Among those making gifts were 28,230 individuals, up 12 percent from last year.

“The range and level of gifts show that it took many people to make this banner year possible,” said Fox. Of these donations, 19,781 came through the Annual Fund solicitation of alumni, parents and friends. At $3.4 million, a record year, the Annual Fund is a small percentage of the overall contributions, but those gifts are unrestricted to the budget and given primarily by alumni.

Some notable gifts during the year include:

• Andrew J. McKelvey made a $2 million initial gift on a $20 million pledge to support lung disease research and transplant and to establish a chair in lung transplantation.

• The Marcus Foundation gave $2,833,334 on a $4.5 million pledge to create a research fund for vascular diseases and to establish an endowed faculty chair in vascular medicine.

• Jane Fonda gave $2 million to establish The Jane Fonda Center at Emory University to advance knowledge and training for healthy infancy, childhood and adolescence.

• The Avon Products Foundation gave $5.3 million for breast cancer research.

• The Alaska AIDS Vaccine Ride, organized by Pallotta Team-Works, generated $1,172,395 for Emory to support research toward the development of an AIDS vaccine.

• The Carlos and Marguerite Mason Trust gave $500,000 on a $1.5 million pledge to support transplant tolerance research.

• The Wallace H. Coulter Foundation gave $4.4 million toward a $7 million pledge to name the department of biomedical engineering.

• Approximately 60 nursing alumni gave $200,000 to name the Alumni Auditorium in the Nell Hodgson Woodruff School of Nursing.

• A gift from Jack and Lynn Stahl for the Marian K. Heilbrun Music and Media Library, named in honor of Mrs.

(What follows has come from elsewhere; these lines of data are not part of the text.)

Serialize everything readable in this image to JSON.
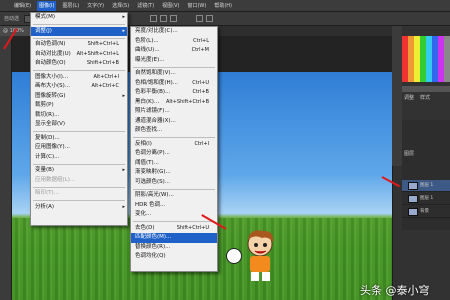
{
  "menubar": {
    "items": [
      "",
      "编辑(E)",
      "图像(I)",
      "图层(L)",
      "文字(Y)",
      "选择(S)",
      "滤镜(T)",
      "视图(V)",
      "窗口(W)",
      "帮助(H)"
    ],
    "active_index": 2
  },
  "options_bar": {
    "label": "自动选"
  },
  "doc_tab": {
    "label": "@ 100%"
  },
  "image_menu": {
    "items": [
      {
        "label": "模式(M)",
        "shortcut": "",
        "submenu": true
      },
      {
        "sep": true
      },
      {
        "label": "调整(J)",
        "shortcut": "",
        "submenu": true,
        "highlighted": true
      },
      {
        "sep": true
      },
      {
        "label": "自动色调(N)",
        "shortcut": "Shift+Ctrl+L"
      },
      {
        "label": "自动对比度(U)",
        "shortcut": "Alt+Shift+Ctrl+L"
      },
      {
        "label": "自动颜色(O)",
        "shortcut": "Shift+Ctrl+B"
      },
      {
        "sep": true
      },
      {
        "label": "图像大小(I)...",
        "shortcut": "Alt+Ctrl+I"
      },
      {
        "label": "画布大小(S)...",
        "shortcut": "Alt+Ctrl+C"
      },
      {
        "label": "图像旋转(G)",
        "shortcut": "",
        "submenu": true
      },
      {
        "label": "裁剪(P)",
        "shortcut": ""
      },
      {
        "label": "裁切(R)...",
        "shortcut": ""
      },
      {
        "label": "显示全部(V)",
        "shortcut": ""
      },
      {
        "sep": true
      },
      {
        "label": "复制(D)...",
        "shortcut": ""
      },
      {
        "label": "应用图像(Y)...",
        "shortcut": ""
      },
      {
        "label": "计算(C)...",
        "shortcut": ""
      },
      {
        "sep": true
      },
      {
        "label": "变量(B)",
        "shortcut": "",
        "submenu": true
      },
      {
        "label": "应用数据组(L)...",
        "shortcut": "",
        "disabled": true
      },
      {
        "sep": true
      },
      {
        "label": "陷印(T)...",
        "shortcut": "",
        "disabled": true
      },
      {
        "sep": true
      },
      {
        "label": "分析(A)",
        "shortcut": "",
        "submenu": true
      }
    ]
  },
  "adjust_menu": {
    "items": [
      {
        "label": "亮度/对比度(C)...",
        "shortcut": ""
      },
      {
        "label": "色阶(L)...",
        "shortcut": "Ctrl+L"
      },
      {
        "label": "曲线(U)...",
        "shortcut": "Ctrl+M"
      },
      {
        "label": "曝光度(E)...",
        "shortcut": ""
      },
      {
        "sep": true
      },
      {
        "label": "自然饱和度(V)...",
        "shortcut": ""
      },
      {
        "label": "色相/饱和度(H)...",
        "shortcut": "Ctrl+U"
      },
      {
        "label": "色彩平衡(B)...",
        "shortcut": "Ctrl+B"
      },
      {
        "label": "黑白(K)...",
        "shortcut": "Alt+Shift+Ctrl+B"
      },
      {
        "label": "照片滤镜(F)...",
        "shortcut": ""
      },
      {
        "label": "通道混合器(X)...",
        "shortcut": ""
      },
      {
        "label": "颜色查找...",
        "shortcut": ""
      },
      {
        "sep": true
      },
      {
        "label": "反相(I)",
        "shortcut": "Ctrl+I"
      },
      {
        "label": "色调分离(P)...",
        "shortcut": ""
      },
      {
        "label": "阈值(T)...",
        "shortcut": ""
      },
      {
        "label": "渐变映射(G)...",
        "shortcut": ""
      },
      {
        "label": "可选颜色(S)...",
        "shortcut": ""
      },
      {
        "sep": true
      },
      {
        "label": "阴影/高光(W)...",
        "shortcut": ""
      },
      {
        "label": "HDR 色调...",
        "shortcut": ""
      },
      {
        "label": "变化...",
        "shortcut": ""
      },
      {
        "sep": true
      },
      {
        "label": "去色(D)",
        "shortcut": "Shift+Ctrl+U"
      },
      {
        "label": "匹配颜色(M)...",
        "shortcut": "",
        "highlighted": true
      },
      {
        "label": "替换颜色(R)...",
        "shortcut": ""
      },
      {
        "label": "色调均化(Q)",
        "shortcut": ""
      }
    ]
  },
  "layers_panel": {
    "tab": "图层",
    "layers": [
      "图层 1",
      "图层 1",
      "背景"
    ]
  },
  "right_panel_labels": {
    "adjust": "调整",
    "styles": "样式"
  },
  "watermark": "头条 @泰小穹",
  "colors": {
    "highlight": "#1f61c7",
    "arrow": "#e0191a"
  }
}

Stahl’s mother.

• The Ford Foundation made a $707,000 pledge to establish a fellowship program in Islam and human rights at the law school.

• An anonymous donor gave $650,000 to fund a fully endowed MBA scholarship for Latino/Hispanic students.

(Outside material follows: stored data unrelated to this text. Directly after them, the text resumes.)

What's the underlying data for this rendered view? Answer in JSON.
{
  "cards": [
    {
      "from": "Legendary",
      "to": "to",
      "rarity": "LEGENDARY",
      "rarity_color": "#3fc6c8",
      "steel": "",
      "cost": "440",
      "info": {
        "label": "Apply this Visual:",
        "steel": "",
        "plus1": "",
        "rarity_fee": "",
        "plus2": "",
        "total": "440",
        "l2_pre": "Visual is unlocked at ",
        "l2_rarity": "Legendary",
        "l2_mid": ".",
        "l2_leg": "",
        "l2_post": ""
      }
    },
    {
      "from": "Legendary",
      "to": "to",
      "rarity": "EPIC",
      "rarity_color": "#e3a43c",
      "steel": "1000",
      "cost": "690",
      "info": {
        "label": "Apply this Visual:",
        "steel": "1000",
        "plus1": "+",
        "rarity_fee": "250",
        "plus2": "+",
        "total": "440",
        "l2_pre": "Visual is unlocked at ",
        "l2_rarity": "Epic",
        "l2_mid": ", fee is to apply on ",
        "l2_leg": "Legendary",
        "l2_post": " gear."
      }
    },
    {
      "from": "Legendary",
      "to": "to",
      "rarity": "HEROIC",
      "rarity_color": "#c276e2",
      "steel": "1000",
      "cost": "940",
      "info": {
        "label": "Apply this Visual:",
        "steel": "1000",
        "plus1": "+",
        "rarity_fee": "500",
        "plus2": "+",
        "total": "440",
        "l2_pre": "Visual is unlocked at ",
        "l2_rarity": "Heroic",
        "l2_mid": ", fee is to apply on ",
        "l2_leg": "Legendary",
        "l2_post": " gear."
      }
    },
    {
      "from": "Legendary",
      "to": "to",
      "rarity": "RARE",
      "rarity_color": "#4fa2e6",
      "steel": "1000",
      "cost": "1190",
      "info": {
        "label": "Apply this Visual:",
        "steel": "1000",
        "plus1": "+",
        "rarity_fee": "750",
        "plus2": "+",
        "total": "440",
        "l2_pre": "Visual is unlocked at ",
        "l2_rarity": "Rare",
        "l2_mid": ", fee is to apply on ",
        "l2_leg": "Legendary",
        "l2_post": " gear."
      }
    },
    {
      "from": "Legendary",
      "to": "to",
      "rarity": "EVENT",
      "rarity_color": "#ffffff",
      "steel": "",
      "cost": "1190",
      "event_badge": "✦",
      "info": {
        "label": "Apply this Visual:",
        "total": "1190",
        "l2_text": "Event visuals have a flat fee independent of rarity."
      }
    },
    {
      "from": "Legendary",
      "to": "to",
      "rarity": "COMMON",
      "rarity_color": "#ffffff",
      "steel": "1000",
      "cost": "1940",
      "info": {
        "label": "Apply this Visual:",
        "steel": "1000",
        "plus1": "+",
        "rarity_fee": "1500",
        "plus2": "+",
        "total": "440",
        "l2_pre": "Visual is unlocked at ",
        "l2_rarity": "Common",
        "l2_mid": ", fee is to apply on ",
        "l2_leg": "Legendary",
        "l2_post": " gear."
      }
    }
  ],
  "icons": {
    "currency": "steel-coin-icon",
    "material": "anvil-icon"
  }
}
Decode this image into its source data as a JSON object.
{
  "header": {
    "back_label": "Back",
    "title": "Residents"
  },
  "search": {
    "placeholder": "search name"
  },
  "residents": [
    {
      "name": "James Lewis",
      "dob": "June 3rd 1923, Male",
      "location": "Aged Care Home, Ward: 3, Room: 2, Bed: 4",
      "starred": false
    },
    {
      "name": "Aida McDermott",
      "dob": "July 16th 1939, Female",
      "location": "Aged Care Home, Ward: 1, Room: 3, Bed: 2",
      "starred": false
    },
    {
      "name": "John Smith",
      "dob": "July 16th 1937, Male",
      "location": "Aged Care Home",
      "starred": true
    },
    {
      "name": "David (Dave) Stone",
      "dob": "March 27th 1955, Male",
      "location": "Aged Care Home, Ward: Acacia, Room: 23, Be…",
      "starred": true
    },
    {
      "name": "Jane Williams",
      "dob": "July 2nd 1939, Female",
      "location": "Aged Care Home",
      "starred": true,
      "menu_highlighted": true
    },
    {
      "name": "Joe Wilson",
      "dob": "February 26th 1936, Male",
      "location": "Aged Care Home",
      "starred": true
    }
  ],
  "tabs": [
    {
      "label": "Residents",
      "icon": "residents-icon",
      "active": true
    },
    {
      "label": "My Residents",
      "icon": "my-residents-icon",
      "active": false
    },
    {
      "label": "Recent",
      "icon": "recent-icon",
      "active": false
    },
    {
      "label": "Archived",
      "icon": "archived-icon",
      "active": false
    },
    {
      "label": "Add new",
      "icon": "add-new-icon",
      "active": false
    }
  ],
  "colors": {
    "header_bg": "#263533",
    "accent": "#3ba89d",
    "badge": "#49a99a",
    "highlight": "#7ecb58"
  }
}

• Ida Boers, a former staff member of the Pitts Theology Library, provided a gift of $1,000 to help make the art of 100 16th century European woodcuts available to Internet users through a project of the Kessler Reformation Collection at Pitts that involves digitizing woodcuts by artists like Cranach.

• The John H. and Wilhelmina D. Harland Foundation provided a $120,000 grant over three years to the Health Care Ethics group at the Center for Ethics for the project, “Improving the Care of Children at the End of Life.” These funds allowed the Center for Ethics to partially fund a pediatric ethics fellow to do research in this area, and to initiate a statewide pediatric end-of-life care working group for health care workers in the state of Georgia.

• $2,283,000 for the Donna and Marvin Schwartz Center for Performing Arts, from alumni, parents and friends, corporations and foundations.

The drive to complete the funding for the performing arts center has attracted more first-time gifts (as well as more record-breaking gifts) than any previous campaign. Not counted in that figure is a notable future commitment: a $750,000 challenge grant Emory recently won from the Kresge Foundation, contingent upon the University raising the remaining $2.8 million for the center by the start of 2003.